Garmsir (Afghanistan), July 2 (Reuters): Thousands of US Marines stormed deep into Taliban territory in an Afghan river valley today, launching the biggest military offensive of Barack Obama’s presidency.

The Marines say Operation Khanjar, or Strike of the Sword, will be decisive and is intended to seize virtually the entire lower Helmand river valley, the heartland of the Taliban insurgency and the world’s biggest opium poppy producing region.

The US military said later today that a soldier had been kidnapped in southeastern Afghanistan, before the operation in Helmand began. Kidnappings by Islamist militants were common during the Iraq war but are relatively rare in Afghanistan.

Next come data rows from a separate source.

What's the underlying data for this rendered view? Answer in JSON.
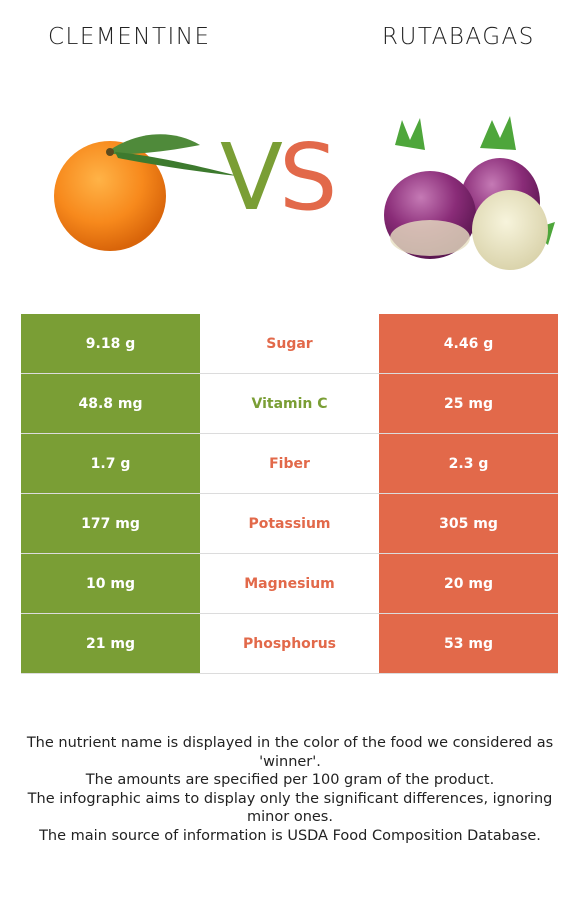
{
  "header": {
    "left_food": "CLEMENTINE",
    "right_food": "RUTABAGAS",
    "vs_v": "V",
    "vs_s": "S"
  },
  "colors": {
    "left_winner": "#7a9e35",
    "right_winner": "#e2694a"
  },
  "images": {
    "left": "clementine-image",
    "right": "rutabagas-image"
  },
  "rows": [
    {
      "left": "9.18 g",
      "nutrient": "Sugar",
      "right": "4.46 g",
      "winner": "right"
    },
    {
      "left": "48.8 mg",
      "nutrient": "Vitamin C",
      "right": "25 mg",
      "winner": "left"
    },
    {
      "left": "1.7 g",
      "nutrient": "Fiber",
      "right": "2.3 g",
      "winner": "right"
    },
    {
      "left": "177 mg",
      "nutrient": "Potassium",
      "right": "305 mg",
      "winner": "right"
    },
    {
      "left": "10 mg",
      "nutrient": "Magnesium",
      "right": "20 mg",
      "winner": "right"
    },
    {
      "left": "21 mg",
      "nutrient": "Phosphorus",
      "right": "53 mg",
      "winner": "right"
    }
  ],
  "notes": [
    "The nutrient name is displayed in the color of the food we considered as 'winner'.",
    "The amounts are specified per 100 gram of the product.",
    "The infographic aims to display only the significant differences, ignoring minor ones.",
    "The main source of information is USDA Food Composition Database."
  ]
}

A senior Taliban commander, Mullah Sangeen, said by telephone from an undisclosed location, said the soldier was taken as a patrol walked out of its base in Paktika province. The soldier would be held until Taliban fighters held by US forces were released, he said.

In swiftly seizing the valley and holding ground there, commanders hope to accomplish within hours what overstretched Nato troops had failed to achieve over several years, and help secure Afghanistan for an August 20 presidential election after years of stalemate.

“The intent is to go big, go strong and go fast, and by doing so we are going to save lives on both sides,” Brigadier-General Larry Nicholson, commander of the Marines in southern Afghanistan, told his staff before the operation.

Violence in the Taliban-led insurgency is at its highest since the Taliban’s ouster in 2001.